Courtesy of Ivan Rios.

“Last semester I came back to my room one night to find homophobic slurs written on my door,” said Rios. “I took offense to the slurs and contacted my RA on LGBT resources.”

Rios was directed to Resident Director Stephanie Brooks. The two teamed together to design a club that allowed students to have a place to seek help. The process of becoming an official club was rather easy according to Rios.

“The faculty was very supportive of our club and even donated money to the organization,” Rios said.

The club members fluctuate between 12 to 30 people per meeting, but its email list consists of over 100 names. During meetings, members discuss conflicts experienced and ways to integrate the club into the larger college community. One major event the club hosted was the Coming Out Day on Oct. 11.

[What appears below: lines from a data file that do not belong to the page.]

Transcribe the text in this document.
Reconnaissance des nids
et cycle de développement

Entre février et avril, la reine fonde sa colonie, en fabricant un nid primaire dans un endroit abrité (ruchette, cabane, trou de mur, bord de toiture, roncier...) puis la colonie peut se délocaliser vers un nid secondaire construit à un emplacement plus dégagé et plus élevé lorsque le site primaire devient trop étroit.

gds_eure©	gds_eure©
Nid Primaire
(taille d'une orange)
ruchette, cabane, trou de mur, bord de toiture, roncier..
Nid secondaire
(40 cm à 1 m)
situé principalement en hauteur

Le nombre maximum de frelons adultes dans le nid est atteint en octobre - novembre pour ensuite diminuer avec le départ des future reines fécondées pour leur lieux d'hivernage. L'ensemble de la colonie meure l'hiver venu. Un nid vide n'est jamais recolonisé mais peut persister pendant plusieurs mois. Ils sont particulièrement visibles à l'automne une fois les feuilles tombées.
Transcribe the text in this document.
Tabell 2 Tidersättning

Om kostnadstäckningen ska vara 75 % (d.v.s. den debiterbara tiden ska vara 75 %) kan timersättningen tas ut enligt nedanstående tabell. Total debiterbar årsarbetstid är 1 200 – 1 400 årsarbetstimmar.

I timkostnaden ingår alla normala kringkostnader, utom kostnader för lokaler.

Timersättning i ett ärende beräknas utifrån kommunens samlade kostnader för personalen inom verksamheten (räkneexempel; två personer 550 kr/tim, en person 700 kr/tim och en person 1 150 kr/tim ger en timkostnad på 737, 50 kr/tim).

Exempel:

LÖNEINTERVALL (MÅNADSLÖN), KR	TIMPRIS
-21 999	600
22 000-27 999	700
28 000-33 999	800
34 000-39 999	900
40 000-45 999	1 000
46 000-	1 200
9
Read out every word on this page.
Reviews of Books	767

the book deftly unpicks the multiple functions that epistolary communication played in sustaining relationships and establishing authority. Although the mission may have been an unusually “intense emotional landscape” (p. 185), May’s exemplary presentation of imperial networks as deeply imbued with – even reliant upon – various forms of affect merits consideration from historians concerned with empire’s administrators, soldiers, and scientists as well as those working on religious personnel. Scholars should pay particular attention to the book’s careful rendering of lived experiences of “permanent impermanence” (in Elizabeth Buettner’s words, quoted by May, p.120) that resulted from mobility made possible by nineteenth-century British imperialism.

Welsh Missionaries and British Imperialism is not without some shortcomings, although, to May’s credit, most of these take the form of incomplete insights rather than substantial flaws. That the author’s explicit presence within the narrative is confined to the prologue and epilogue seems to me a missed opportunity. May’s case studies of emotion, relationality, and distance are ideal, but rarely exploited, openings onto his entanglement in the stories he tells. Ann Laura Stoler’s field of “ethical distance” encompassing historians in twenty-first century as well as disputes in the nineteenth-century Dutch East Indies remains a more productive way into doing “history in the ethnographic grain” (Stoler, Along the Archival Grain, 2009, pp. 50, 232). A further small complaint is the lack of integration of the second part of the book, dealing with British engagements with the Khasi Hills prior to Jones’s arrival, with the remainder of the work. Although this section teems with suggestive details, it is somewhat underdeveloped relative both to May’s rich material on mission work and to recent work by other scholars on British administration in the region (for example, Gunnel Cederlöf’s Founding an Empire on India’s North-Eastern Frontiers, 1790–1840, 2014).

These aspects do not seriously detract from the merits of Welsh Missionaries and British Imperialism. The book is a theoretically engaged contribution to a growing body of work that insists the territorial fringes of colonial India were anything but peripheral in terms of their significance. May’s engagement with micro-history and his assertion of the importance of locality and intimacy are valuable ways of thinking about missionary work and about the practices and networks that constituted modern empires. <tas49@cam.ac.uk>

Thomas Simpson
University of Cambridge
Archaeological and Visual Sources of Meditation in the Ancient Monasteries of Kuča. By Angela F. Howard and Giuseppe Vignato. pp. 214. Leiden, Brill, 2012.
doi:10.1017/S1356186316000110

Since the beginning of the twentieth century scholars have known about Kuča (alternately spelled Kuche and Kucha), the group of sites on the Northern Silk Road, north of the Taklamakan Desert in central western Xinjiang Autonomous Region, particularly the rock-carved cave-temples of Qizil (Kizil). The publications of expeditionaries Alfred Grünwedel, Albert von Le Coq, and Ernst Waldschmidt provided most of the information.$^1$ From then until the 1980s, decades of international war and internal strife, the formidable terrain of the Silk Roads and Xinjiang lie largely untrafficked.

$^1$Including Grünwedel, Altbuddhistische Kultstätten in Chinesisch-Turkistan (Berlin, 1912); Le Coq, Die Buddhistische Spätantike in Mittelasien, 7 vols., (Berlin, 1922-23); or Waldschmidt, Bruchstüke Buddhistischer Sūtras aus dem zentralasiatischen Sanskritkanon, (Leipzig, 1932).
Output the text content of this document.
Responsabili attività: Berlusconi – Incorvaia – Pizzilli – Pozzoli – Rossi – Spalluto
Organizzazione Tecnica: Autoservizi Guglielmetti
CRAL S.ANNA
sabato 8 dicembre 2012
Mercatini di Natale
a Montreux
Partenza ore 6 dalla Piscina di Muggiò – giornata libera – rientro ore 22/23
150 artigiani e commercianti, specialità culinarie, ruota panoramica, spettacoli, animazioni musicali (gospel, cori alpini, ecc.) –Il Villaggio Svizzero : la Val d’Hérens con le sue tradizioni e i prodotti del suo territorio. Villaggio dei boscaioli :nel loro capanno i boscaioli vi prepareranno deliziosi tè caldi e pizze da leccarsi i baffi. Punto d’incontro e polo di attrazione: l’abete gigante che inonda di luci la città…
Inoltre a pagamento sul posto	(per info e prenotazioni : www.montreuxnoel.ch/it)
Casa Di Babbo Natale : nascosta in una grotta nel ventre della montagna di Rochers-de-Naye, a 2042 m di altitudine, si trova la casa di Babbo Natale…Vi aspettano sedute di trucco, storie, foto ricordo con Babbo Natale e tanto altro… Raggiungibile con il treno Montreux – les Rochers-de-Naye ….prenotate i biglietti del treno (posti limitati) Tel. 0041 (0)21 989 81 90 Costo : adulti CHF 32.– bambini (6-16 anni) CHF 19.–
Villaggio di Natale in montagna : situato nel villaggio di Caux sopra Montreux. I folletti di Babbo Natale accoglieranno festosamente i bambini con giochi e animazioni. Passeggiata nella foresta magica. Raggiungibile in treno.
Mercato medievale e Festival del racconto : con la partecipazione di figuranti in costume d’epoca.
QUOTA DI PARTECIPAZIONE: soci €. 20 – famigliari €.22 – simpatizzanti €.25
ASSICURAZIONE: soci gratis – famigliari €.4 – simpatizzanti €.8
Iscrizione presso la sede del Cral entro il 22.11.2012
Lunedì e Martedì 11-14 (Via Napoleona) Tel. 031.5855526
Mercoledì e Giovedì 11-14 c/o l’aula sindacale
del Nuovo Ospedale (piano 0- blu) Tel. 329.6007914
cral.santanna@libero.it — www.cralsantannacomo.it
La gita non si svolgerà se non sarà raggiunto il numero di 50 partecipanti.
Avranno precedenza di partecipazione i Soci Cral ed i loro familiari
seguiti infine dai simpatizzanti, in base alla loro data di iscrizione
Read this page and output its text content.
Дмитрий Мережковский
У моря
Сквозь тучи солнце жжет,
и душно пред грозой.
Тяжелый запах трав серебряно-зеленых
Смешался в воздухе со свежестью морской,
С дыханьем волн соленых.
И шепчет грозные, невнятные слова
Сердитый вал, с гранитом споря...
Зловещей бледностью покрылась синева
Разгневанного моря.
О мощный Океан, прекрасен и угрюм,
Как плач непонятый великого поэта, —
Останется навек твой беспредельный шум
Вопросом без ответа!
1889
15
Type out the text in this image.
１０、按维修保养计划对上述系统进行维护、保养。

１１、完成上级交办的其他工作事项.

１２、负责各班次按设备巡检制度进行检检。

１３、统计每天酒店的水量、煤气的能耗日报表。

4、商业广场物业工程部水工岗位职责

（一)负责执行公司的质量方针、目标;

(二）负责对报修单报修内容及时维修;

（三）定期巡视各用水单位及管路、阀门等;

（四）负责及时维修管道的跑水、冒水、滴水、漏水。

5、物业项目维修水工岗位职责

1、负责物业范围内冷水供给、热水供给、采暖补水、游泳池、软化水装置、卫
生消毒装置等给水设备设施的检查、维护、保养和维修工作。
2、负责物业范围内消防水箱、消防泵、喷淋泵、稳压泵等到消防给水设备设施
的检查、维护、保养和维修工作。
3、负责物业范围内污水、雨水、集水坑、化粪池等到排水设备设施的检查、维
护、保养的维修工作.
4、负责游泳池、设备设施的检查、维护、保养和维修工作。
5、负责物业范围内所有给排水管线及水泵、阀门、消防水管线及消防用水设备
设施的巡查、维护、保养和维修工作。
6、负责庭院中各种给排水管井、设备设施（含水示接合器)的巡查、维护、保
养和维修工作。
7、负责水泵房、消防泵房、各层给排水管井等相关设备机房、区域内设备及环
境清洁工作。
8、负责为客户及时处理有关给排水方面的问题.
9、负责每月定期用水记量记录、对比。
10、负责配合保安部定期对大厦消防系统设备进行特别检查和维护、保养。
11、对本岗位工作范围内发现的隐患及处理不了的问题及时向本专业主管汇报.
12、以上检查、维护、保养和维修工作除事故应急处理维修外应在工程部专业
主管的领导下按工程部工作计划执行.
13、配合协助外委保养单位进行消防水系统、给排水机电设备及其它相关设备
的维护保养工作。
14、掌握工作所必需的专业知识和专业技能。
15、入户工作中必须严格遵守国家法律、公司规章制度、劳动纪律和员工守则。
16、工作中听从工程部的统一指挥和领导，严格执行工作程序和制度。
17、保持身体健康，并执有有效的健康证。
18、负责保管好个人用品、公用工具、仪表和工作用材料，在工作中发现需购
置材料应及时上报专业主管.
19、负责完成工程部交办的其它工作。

“This day promoted the sharing of coming out stories, LGBT topics like asexual awareness, discussions of personal conflicts and to build strong bonds with one another in a safe space,” Rios said.

The club has partnered with Manhattan College ALLY Safe Zone Program which was founded by Cory Blad, Ph.D., associate professor of sociology and director of the urban affairs program. The club and Blad partnered together to create a Safe Zone Program event consisting of a group of LGBT speakers on Nov. 11.

“Ivan is a great leader with amazing organizational skills,” Blad said of their collaboration.

Five years ago Blad brought the ALLY Safe Zone Program to the college. The organization is geared towards the heterosexual audience to understand members of the LGBT community can go to a private space and be supported.

The ALLY program focuses on newly independent adults who are facing the realities of living on their own and adjusting to a new community. Rather than feeling unwelcomed, the program allows spaces for students to talk and to be heard. MC members include over 50 teachers, over 50 staff members and numerous students who have pledged to be allies.

“When I first came to Manhattan College there was nothing like ALLY,” said Blad. “There wasn’t anything formally addressing the inclusion of the LGBT community into the MC community.”

Like LGBT Friends and Allies, Blad said he received only positive feedback when launching the ALLY program. Blad said that his colleagues at other Catholic colleges have experienced questioning and a lack of acceptance when launching or backing similar programs on their campuses.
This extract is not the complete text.